NEW YORK, NY - On Tuesday October 6th, NYC Parks Commissioner Mitchell Silver announced the continuation of the Community Parks Initiative, with a second phase of investment in underserved New York City parks. New Yorkers for Parks issued the following statement in response:
"New York City continues to make great strides towards an equitable park system with yesterday’s announcement. The Community Parks Initiative (CPI), which targets capital investment, programs, community outreach, and maintenance funds towards the neediest neighborhoods in the city, will expand to a second phase with this commitment from the de Blasio administration through NYC Parks, NYC Department of Environmental Protection, the City Council, and the City Parks Foundation. New Yorkers for Parks is thrilled to see that the City continues the commitment made in OneNYC to expand this program by continuing the funding for capital improvements and in-house repairs to more small parks in underserved CPI neighborhoods. The inclusion of DEP capital funds to this program will also make more of our neighborhoods sustainable and less prone to flooding.
Yet throughout the city, and even in the neighborhoods that are targeted for investment, there are hundreds of small and neighborhood-sized parks that do not have access to this robust funding for capital improvements.
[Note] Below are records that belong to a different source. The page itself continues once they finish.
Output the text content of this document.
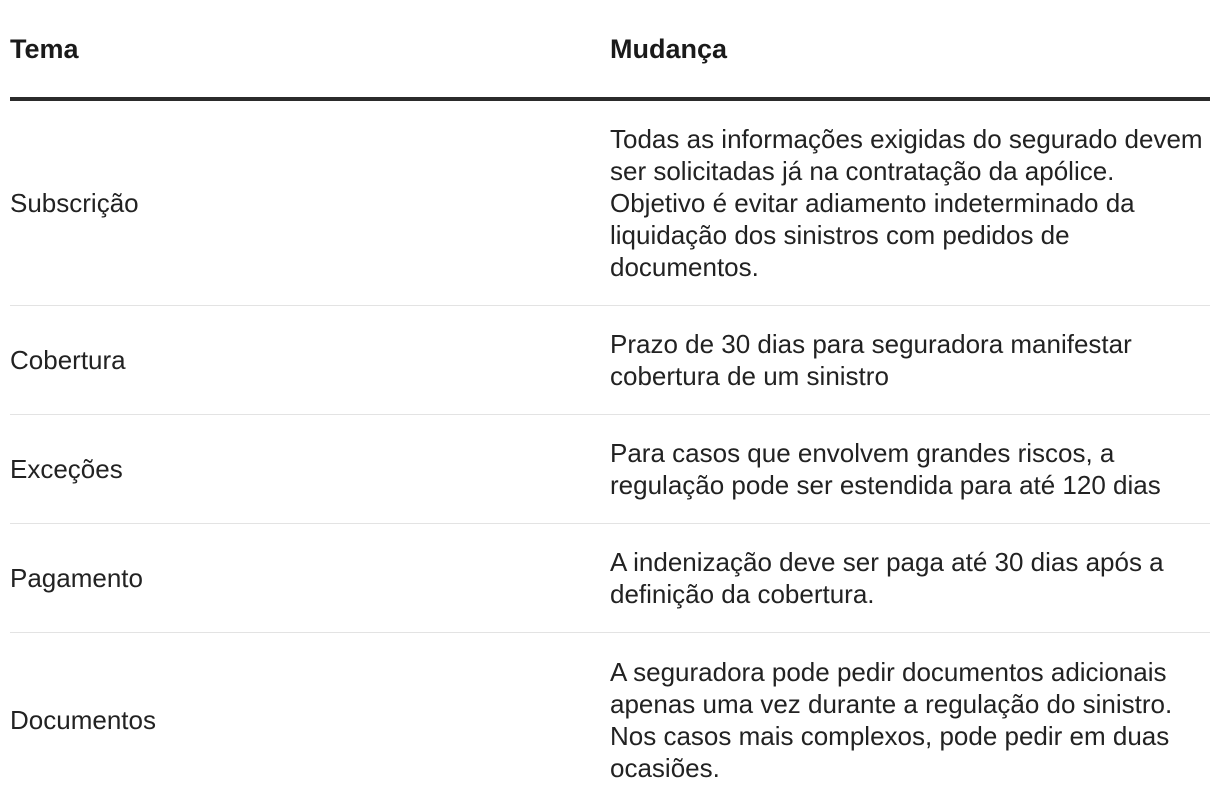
Tema	Mudança
Subscrição	Todas as informações exigidas do segurado devem ser solicitadas já na contratação da apólice. Objetivo é evitar adiamento indeterminado da liquidação dos sinistros com pedidos de documentos.
Cobertura	Prazo de 30 dias para seguradora manifestar cobertura de um sinistro
Exceções	Para casos que envolvem grandes riscos, a regulação pode ser estendida para até 120 dias
Pagamento	A indenização deve ser paga até 30 dias após a definição da cobertura.
Documentos	A seguradora pode pedir documentos adicionais apenas uma vez durante a regulação do sinistro. Nos casos mais complexos, pode pedir em duas ocasiões.
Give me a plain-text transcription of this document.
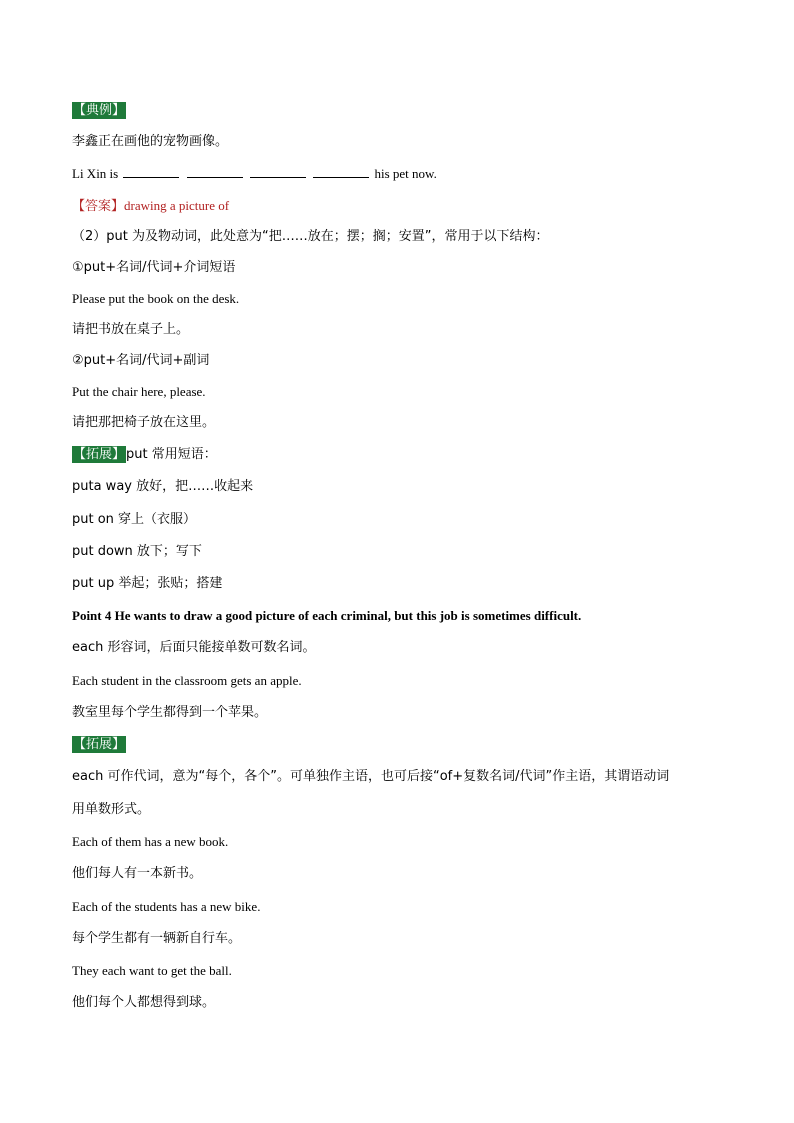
【典例】
李鑫正在画他的宠物画像。
Li Xin is	his pet now.
【答案】drawing a picture of
（2）put 为及物动词，此处意为“把……放在；摆；搁；安置”，常用于以下结构：
①put+名词/代词+介词短语
Please put the book on the desk.
请把书放在桌子上。
②put+名词/代词+副词
Put the chair here, please.
请把那把椅子放在这里。
【拓展】put 常用短语：
puta way 放好，把……收起来
put on 穿上（衣服）
put down 放下；写下
put up 举起；张贴；搭建
Point 4 He wants to draw a good picture of each criminal, but this job is sometimes difficult.
each 形容词，后面只能接单数可数名词。
Each student in the classroom gets an apple.
教室里每个学生都得到一个苹果。
【拓展】
each 可作代词，意为“每个，各个”。可单独作主语，也可后接“of+复数名词/代词”作主语，其谓语动词
用单数形式。
Each of them has a new book.
他们每人有一本新书。
Each of the students has a new bike.
每个学生都有一辆新自行车。
They each want to get the ball.
他们每个人都想得到球。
Mayor de Blasio and Commissioner Silver must bring the funding and the community engagement process of CPI to all parks across our city that still have dire need of overall rejuvenation. The backlog for capital improvements is long and has to be aggressively addressed.
Most importantly, the Administration has not lived up to its most important commitment to CPI: maintenance funding for CPI zones. In FY 2015, the Mayor added $5 million on funding for park operations and the Council added $3 million. For FY 2016, the Council had to fund the entire $8 million.
This way of funding is not a long term commitment. The full $8 million should have been permanently added to the NYC Parks budget as part of the Mayor’s allocation, instead of depending on temporary, one-year Council money to fill the gap. It would create permanent budget lines for staff, not vulnerable annual positions. The capital work being done under CPI will take at least 3 years to accomplish from planning to completion, but the results of increased maintenance staffing could be seen immediately. 25 new targeted improvement sites will soon be named: that work will be done by existing NYC Parks staff, which is already stretched thin across the city’s more than 1,800 parks. We are glad that the Council supported additional staff for the year, but those positions must be made permanent. If we want to see “caring” for our parks as a reality, there needs to be enough staff to let the public know that NYC Parks cares!
We look forward to making this vision a reality with the partnership of NYC Parks, the dedicated support of the Council and the thousands of park users and advocates that work for this city’s open spaces."